Non serve rubare i sogni altrui: ognuno può crearne uno proprio, su misura, cucito addosso alla propria anima.

Un sogno che non ha bisogno di confronto per essere reale.

Tentare di realizzare i propri sogni non è semplice, lo ammetto.

A volte fa paura lanciarsi nel nuovo.

È più facile restare al sicuro, dentro ciò che conosciamo, anche se ci stringe un po’.

Uno spazio che chiamiamo “casa”, ma che spesso è soltanto uno spazio neutro: familiare, prevedibile, eppure incapace di farci crescere.

Immagino lo spazio neutro come una scatola vuota.

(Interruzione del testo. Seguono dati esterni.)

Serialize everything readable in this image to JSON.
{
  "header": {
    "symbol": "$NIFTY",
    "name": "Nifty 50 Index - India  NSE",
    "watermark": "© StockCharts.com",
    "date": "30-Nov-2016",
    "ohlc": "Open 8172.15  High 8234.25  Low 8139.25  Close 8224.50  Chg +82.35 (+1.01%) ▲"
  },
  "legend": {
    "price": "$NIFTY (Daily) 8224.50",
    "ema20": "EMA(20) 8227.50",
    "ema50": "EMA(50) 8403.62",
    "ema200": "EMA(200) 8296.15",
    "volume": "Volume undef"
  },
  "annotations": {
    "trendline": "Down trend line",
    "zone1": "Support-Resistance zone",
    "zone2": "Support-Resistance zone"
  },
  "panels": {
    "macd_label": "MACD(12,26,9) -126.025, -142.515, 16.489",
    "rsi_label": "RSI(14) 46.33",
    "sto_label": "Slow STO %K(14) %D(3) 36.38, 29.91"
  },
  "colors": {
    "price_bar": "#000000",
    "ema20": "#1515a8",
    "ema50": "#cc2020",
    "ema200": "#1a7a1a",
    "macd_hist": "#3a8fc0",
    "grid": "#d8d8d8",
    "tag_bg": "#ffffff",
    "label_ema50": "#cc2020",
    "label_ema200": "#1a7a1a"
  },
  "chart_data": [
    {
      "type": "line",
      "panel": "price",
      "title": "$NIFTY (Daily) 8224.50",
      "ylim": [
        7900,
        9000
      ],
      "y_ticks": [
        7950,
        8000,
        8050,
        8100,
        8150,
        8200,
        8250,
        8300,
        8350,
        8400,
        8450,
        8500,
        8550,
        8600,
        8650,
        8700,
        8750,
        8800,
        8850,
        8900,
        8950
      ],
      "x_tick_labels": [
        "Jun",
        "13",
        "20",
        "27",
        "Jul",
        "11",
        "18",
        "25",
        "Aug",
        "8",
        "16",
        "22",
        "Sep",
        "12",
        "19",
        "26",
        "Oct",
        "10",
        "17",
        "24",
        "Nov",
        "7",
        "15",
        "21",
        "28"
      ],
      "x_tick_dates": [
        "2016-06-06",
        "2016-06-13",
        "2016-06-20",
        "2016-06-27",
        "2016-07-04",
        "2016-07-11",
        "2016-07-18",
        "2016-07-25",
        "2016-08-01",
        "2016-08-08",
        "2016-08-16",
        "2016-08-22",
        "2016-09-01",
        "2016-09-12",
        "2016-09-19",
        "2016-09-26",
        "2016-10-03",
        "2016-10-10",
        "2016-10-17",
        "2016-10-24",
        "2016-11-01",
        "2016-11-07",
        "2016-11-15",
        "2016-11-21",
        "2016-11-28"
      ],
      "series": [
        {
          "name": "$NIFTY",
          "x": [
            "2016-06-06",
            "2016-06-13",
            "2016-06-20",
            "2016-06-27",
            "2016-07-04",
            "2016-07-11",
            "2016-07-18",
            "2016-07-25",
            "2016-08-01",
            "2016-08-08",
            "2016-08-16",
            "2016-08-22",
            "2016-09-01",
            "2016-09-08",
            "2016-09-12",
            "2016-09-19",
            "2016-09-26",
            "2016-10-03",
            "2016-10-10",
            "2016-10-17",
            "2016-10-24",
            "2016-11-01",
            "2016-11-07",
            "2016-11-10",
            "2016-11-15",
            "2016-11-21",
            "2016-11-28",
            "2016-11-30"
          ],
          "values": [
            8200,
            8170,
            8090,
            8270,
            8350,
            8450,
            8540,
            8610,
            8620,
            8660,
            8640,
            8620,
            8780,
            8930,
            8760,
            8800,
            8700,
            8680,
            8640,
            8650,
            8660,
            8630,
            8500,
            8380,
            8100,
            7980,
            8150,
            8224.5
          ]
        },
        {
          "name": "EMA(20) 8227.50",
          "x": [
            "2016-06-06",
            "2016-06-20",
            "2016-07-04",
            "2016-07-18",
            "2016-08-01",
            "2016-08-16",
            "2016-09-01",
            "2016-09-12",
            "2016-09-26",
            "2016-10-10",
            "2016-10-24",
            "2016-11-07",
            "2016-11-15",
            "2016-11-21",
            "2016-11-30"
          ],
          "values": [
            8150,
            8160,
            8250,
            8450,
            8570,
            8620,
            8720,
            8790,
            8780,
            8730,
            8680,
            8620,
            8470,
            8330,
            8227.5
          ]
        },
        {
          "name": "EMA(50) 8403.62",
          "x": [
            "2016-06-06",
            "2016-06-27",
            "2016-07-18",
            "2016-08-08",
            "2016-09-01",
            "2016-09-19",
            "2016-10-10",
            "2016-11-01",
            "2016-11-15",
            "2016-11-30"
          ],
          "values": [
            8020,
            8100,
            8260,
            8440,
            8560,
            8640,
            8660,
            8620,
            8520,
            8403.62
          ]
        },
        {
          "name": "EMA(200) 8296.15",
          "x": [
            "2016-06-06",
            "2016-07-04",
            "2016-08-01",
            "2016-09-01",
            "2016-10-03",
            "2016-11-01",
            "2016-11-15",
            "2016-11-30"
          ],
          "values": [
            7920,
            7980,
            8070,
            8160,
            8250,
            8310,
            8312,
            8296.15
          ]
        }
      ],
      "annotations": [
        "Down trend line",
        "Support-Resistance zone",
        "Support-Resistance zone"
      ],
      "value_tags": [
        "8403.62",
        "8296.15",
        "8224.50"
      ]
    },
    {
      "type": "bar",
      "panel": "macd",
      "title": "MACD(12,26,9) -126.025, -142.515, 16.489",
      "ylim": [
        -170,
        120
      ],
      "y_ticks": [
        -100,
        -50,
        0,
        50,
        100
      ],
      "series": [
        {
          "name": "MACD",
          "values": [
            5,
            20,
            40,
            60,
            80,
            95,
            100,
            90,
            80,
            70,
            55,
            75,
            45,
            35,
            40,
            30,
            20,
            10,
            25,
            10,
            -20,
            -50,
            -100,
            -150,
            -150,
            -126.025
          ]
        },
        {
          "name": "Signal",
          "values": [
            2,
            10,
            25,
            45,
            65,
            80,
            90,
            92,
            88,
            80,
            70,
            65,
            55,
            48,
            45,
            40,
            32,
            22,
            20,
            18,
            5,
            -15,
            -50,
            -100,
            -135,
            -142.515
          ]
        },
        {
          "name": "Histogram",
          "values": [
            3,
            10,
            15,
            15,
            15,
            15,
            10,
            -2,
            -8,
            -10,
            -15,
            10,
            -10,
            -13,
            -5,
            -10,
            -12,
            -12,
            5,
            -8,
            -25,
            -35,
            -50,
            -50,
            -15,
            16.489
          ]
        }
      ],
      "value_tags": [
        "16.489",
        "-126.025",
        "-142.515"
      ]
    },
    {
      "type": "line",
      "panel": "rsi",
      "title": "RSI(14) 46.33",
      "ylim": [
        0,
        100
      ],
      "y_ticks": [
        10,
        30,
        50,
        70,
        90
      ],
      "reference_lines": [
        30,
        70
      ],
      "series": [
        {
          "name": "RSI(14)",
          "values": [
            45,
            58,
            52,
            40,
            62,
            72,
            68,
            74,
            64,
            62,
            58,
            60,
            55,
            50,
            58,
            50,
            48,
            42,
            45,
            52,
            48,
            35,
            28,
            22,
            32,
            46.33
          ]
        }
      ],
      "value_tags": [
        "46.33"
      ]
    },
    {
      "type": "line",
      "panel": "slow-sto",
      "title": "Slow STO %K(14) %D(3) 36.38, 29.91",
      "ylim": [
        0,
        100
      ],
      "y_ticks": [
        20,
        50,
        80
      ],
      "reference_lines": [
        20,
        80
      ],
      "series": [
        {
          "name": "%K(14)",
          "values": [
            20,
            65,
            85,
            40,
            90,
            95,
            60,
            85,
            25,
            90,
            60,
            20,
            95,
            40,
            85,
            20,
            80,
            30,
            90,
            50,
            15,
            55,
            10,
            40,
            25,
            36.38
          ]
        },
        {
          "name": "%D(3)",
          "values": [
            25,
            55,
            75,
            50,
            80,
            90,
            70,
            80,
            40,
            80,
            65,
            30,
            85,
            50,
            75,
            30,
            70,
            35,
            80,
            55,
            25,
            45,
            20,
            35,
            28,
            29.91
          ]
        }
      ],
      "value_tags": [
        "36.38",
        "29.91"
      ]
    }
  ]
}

Le pareti, bianche e silenziose, si assottigliano man mano che si alzano, finché non si perdono in un soffitto che non esiste.

C’è un fondo — saldo, concreto — ma nessuna via d’uscita ai lati. Solo in alto, una possibilità.

E lì, sul bordo, un bambino.

Il mio io interiore.

Guarda dentro quel bianco con la meraviglia e il timore di chi non sa se il vuoto che osserva lo inghiottirà… o lo farà diventare l'uomo o la donna che intende essere.

Già. Guardiamo sempre al futuro.

Ci affanniamo per ciò che potrà essere, dimenticando la cosa più preziosa: ciò che è adesso.

Il presente.

Quello spazio neutro che possiamo riempire con ciò che amiamo, con ciò che ci fa stare bene ora.

Perché, in fondo, cos’è il futuro se non il prolungamento silenzioso del presente?


E se il presente è d’oro, il futuro non potrà che brillare della sua stessa luce.